Trust is invaluable and at the core of a long lasting and true friendship. Without trust there are no friends and it is a shame therefore that trust, in general, seems to be on decline. How I arrived at my destination will be very different to anyone else’s, but I am not alone in being more wary and less trusting.
Recently the results of an Ipsos Mori poll in the UK again showed that politicians are considered the least trustworthy of all professions. Maybe nothing surprising in that but only 19 per cent of the public think that politicians largely tell the truth.
I have never properly trusted politicians and like most of us we just wish their actions matched their words but 19 per cent!! They have stopped being just untruthful but are now seen as liars.
Journalists were only just rated a few percent more trustworthy and with the phenomenon and that is ‘fake news’ (thank you President Trump for introducing me to the word fake), we don’t know who to believe and the level of trust is even further lessened.
It is not for me to moralise but only observe. I am not going to stand on a soap box and shout at passing crowds that the end of the world is nigh.
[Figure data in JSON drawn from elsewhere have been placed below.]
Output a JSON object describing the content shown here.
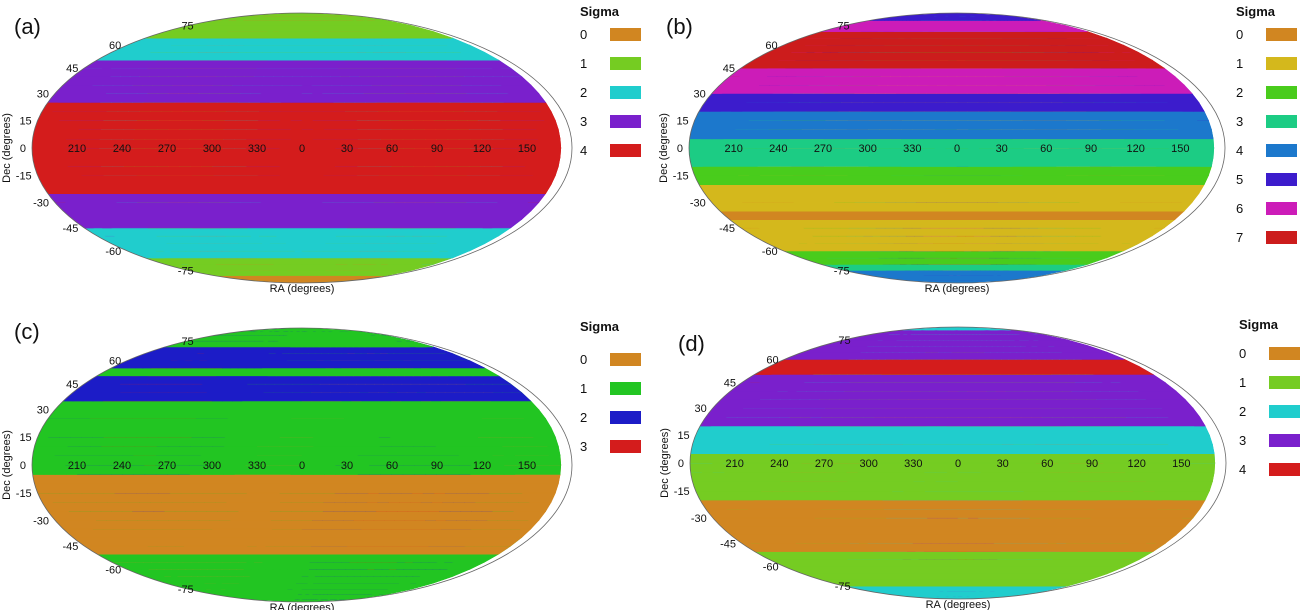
{
  "panels": [
    {
      "label": "(a)",
      "chart_data": {
        "type": "heatmap",
        "projection": "mollweide",
        "xlabel": "RA (degrees)",
        "ylabel": "Dec (degrees)",
        "ra_ticks": [
          "210",
          "240",
          "270",
          "300",
          "330",
          "0",
          "30",
          "60",
          "90",
          "120",
          "150"
        ],
        "dec_ticks": [
          "75",
          "60",
          "45",
          "30",
          "15",
          "0",
          "-15",
          "-30",
          "-45",
          "-60",
          "-75"
        ],
        "legend_title": "Sigma",
        "levels": [
          "0",
          "1",
          "2",
          "3",
          "4"
        ],
        "level_colors": [
          "#d18621",
          "#75cc22",
          "#20cdcd",
          "#7a20cc",
          "#d41c1c"
        ],
        "pattern": {
          "pole_ra": 0,
          "pole_dec": 0,
          "scale": 4.6,
          "ring_angle": 85
        }
      }
    },
    {
      "label": "(b)",
      "chart_data": {
        "type": "heatmap",
        "projection": "mollweide",
        "xlabel": "RA (degrees)",
        "ylabel": "Dec (degrees)",
        "ra_ticks": [
          "210",
          "240",
          "270",
          "300",
          "330",
          "0",
          "30",
          "60",
          "90",
          "120",
          "150"
        ],
        "dec_ticks": [
          "75",
          "60",
          "45",
          "30",
          "15",
          "0",
          "-15",
          "-30",
          "-45",
          "-60",
          "-75"
        ],
        "legend_title": "Sigma",
        "levels": [
          "0",
          "1",
          "2",
          "3",
          "4",
          "5",
          "6",
          "7"
        ],
        "level_colors": [
          "#d18621",
          "#d4b81c",
          "#49cc1c",
          "#1ccc84",
          "#1c78cc",
          "#3c1ccc",
          "#cc1cb8",
          "#cc1c1c"
        ],
        "pattern": {
          "pole_ra": 0,
          "pole_dec": -55,
          "scale": 7.4,
          "ring_angle": 88
        }
      }
    },
    {
      "label": "(c)",
      "chart_data": {
        "type": "heatmap",
        "projection": "mollweide",
        "xlabel": "RA (degrees)",
        "ylabel": "Dec (degrees)",
        "ra_ticks": [
          "210",
          "240",
          "270",
          "300",
          "330",
          "0",
          "30",
          "60",
          "90",
          "120",
          "150"
        ],
        "dec_ticks": [
          "75",
          "60",
          "45",
          "30",
          "15",
          "0",
          "-15",
          "-30",
          "-45",
          "-60",
          "-75"
        ],
        "legend_title": "Sigma",
        "levels": [
          "0",
          "1",
          "2",
          "3"
        ],
        "level_colors": [
          "#d18621",
          "#22c522",
          "#1c1cc7",
          "#d41c1c"
        ],
        "pattern": {
          "pole_ra": 70,
          "pole_dec": -35,
          "scale": 3.6,
          "ring_angle": 88
        }
      }
    },
    {
      "label": "(d)",
      "chart_data": {
        "type": "heatmap",
        "projection": "mollweide",
        "xlabel": "RA (degrees)",
        "ylabel": "Dec (degrees)",
        "ra_ticks": [
          "210",
          "240",
          "270",
          "300",
          "330",
          "0",
          "30",
          "60",
          "90",
          "120",
          "150"
        ],
        "dec_ticks": [
          "75",
          "60",
          "45",
          "30",
          "15",
          "0",
          "-15",
          "-30",
          "-45",
          "-60",
          "-75"
        ],
        "legend_title": "Sigma",
        "levels": [
          "0",
          "1",
          "2",
          "3",
          "4"
        ],
        "level_colors": [
          "#d18621",
          "#75cc22",
          "#20cdcd",
          "#7a20cc",
          "#d41c1c"
        ],
        "pattern": {
          "pole_ra": 0,
          "pole_dec": -55,
          "scale": 3.7,
          "ring_angle": 88
        }
      }
    }
  ]
}
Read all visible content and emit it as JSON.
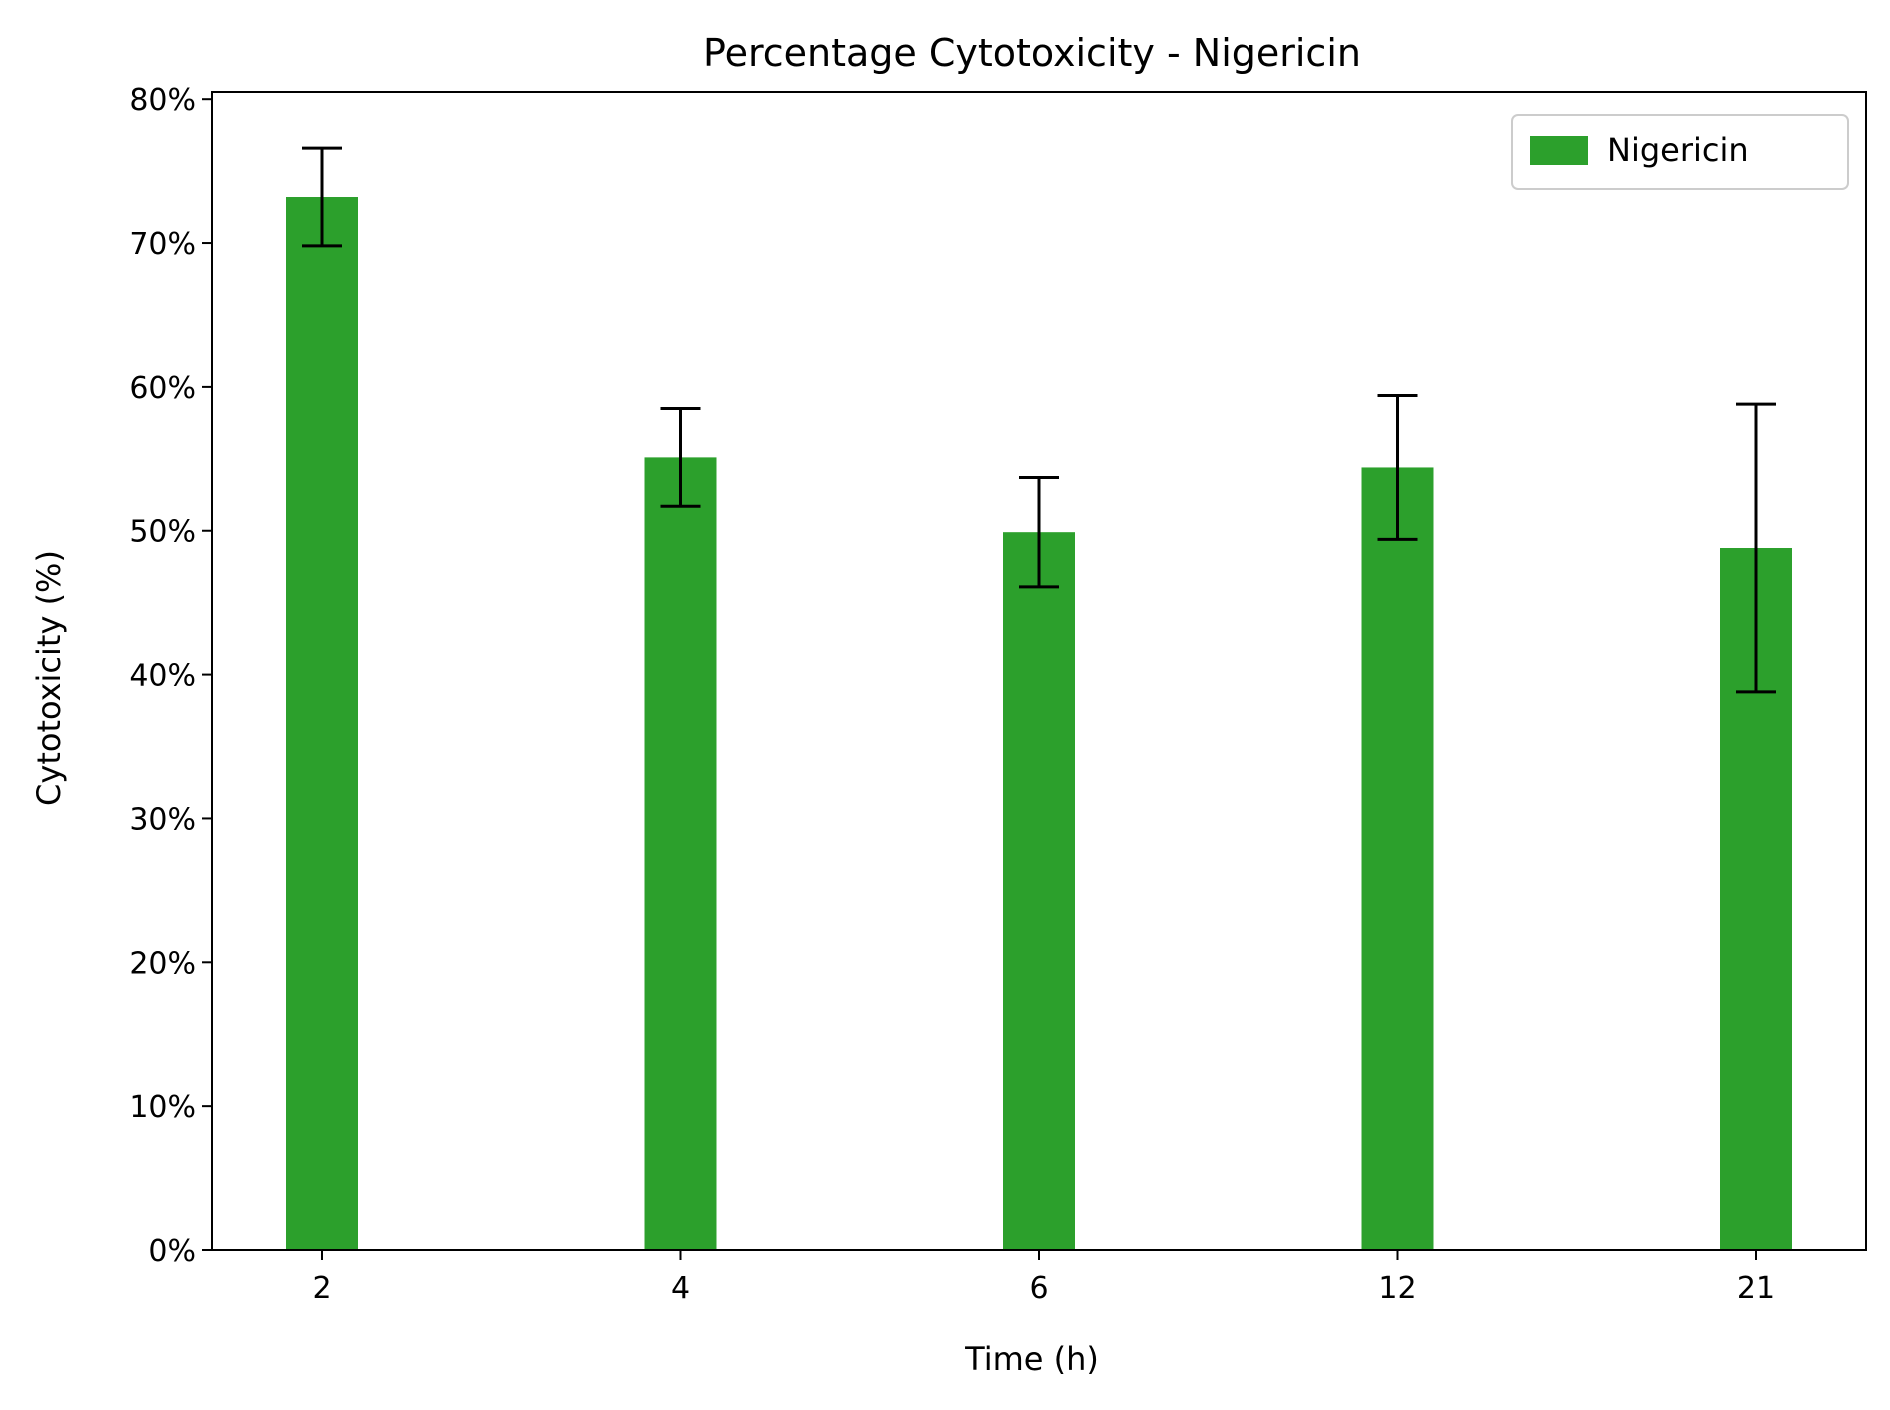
{
  "chart_data": {
    "type": "bar",
    "title": "Percentage Cytotoxicity - Nigericin",
    "xlabel": "Time (h)",
    "ylabel": "Cytotoxicity (%)",
    "categories": [
      "2",
      "4",
      "6",
      "12",
      "21"
    ],
    "series": [
      {
        "name": "Nigericin",
        "values": [
          73.2,
          55.1,
          49.9,
          54.4,
          48.8
        ],
        "error_low": [
          69.8,
          51.7,
          46.1,
          49.4,
          38.8
        ],
        "error_high": [
          76.6,
          58.5,
          53.7,
          59.4,
          58.8
        ],
        "color": "#2ca02c"
      }
    ],
    "ylim": [
      0,
      80.5
    ],
    "yticks": [
      0,
      10,
      20,
      30,
      40,
      50,
      60,
      70,
      80
    ],
    "ytick_labels": [
      "0%",
      "10%",
      "20%",
      "30%",
      "40%",
      "50%",
      "60%",
      "70%",
      "80%"
    ],
    "grid": false,
    "legend_position": "top-right"
  }
}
I made my choice and while I could rant on, which is tempting, rather I will let Tommy, the protagonist in Blah Blah talk for me.
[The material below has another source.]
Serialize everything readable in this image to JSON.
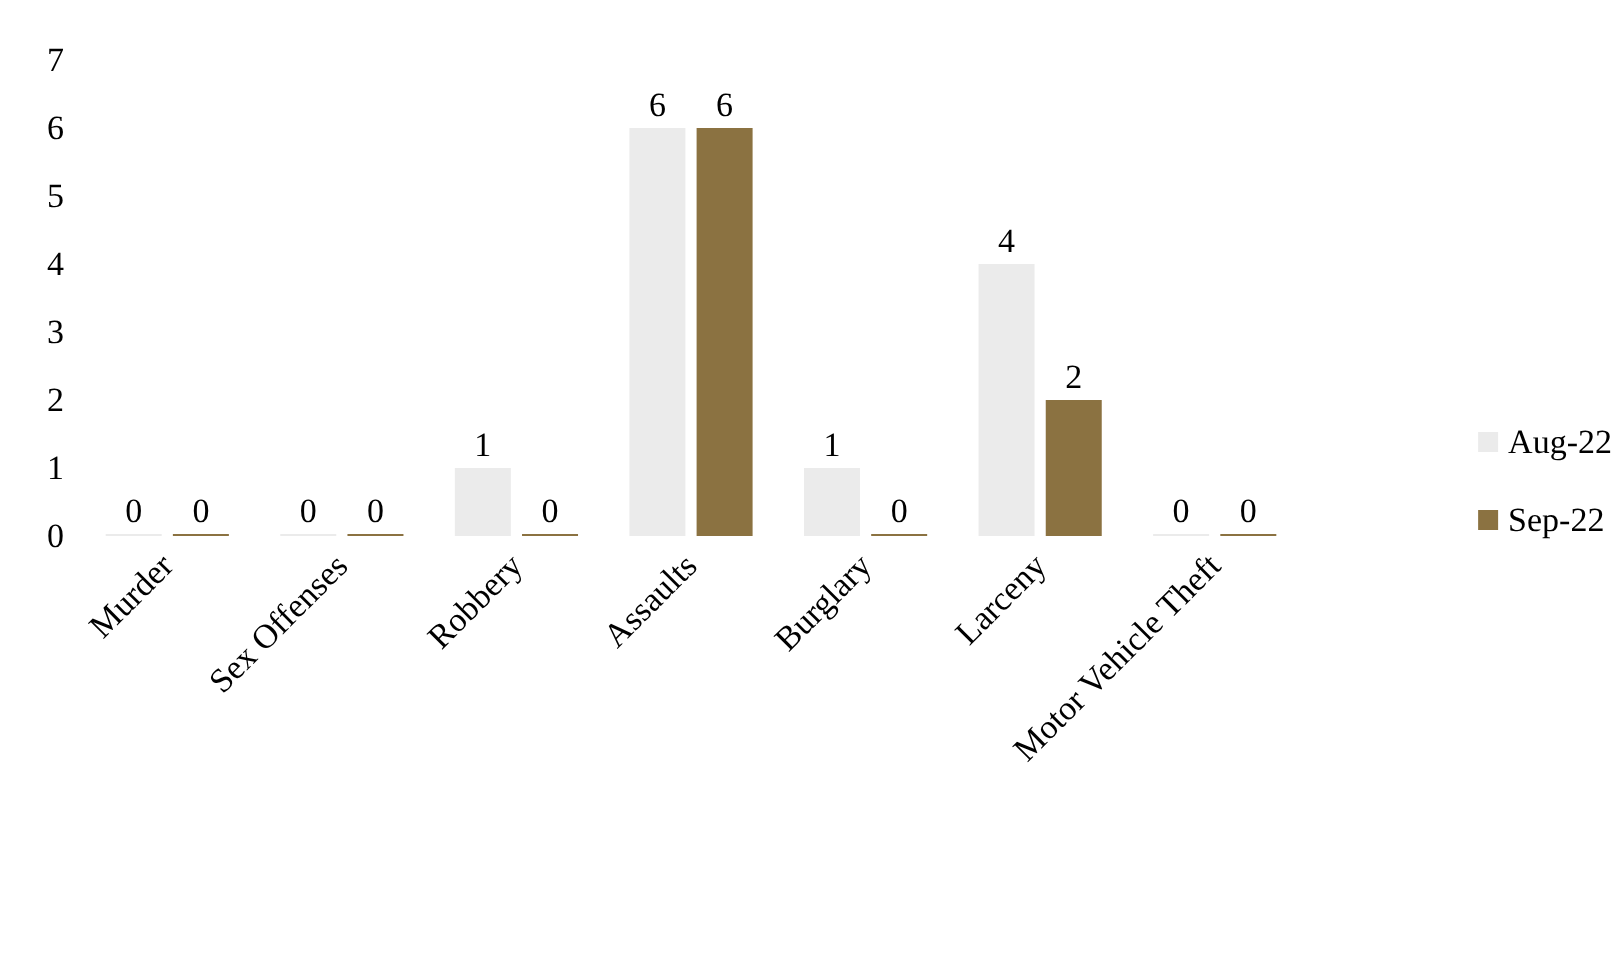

As a little bit of background Scunt, a much younger woman who Tommy has just met, takes him on an unplanned adventure around the UK. Normally funny in his musings, in this excerpt he is much more reflective and for those concerned, before they read the book, I have removed all the spoilers.
The truth is so important. After all that happened to me, I still can’t decide where I stand between Kant and the other philosophers on the moral imperative about lying. As I said, Kant could never justify a lie. He said it removes our moral integrity. When I said to Scunt ‘I love you and I want to be with you for ever and ever and ever’ it was unconditional. It wasn’t ‘I will love you while you stay pretty’ or ‘while you still love me’. It was a promise from deep in my heart. Yet once before I had said similar words to Jenny. In breaking my word to her, can I simply claim that time has moved on? Or that we both changed? There again, does it really matter? Kant was right: telling a lie – or breaking a promise – does remove our moral integrity.
Scunt told me a thousand small and large lies. None were malicious, yet in total they had taken me on what could have been a disastrous journey. If things hadn’t gone as well as they did, would the end still have justified the means? At work every day, at the Bank, I used to tell ‘white’ lies – either to amuse myself or for personal aggrandisement. Occasionally I lied to improve the profits of the Bank. It was fair play because, after all, we all did it every day, and no one saw any moral issues. I guess some of us might have had private concerns or questioned the morality of our actions and those of others, but we easily slipped back into familiar patterns.
The truth is, if Scunt hadn’t lied to me, if she had told me the truth from the very beginning, then we may not have achieved the same outcome, nor had our adventure on the way. She was right when she said I wouldn’t have become interested, and I wouldn’t have become involved.
So, because of our little adventure, based as it was on omissions and lies, reluctantly and uneasily I now go along with the Utilitarian view which accepts lying as a means to balance the overall benefit or minimise harm to society.
Yet this ease with which we can justify a lie has led to problems in western society today, because we tend to disbelieve everything we hear. We are cynical observers of information. Our first assumption is always that we’re being lied to, and we’re less and less concerned, therefore, about anyone who gets trampled in an avalanche of modern world greed.
And we have a word for people who try to trust – naive. But maybe it has been like this forever. The avarice required even to survive – let alone succeed – becomes greater and greater as the number of people we can’t trust increases. It’s a truly vicious circle of the worst kind.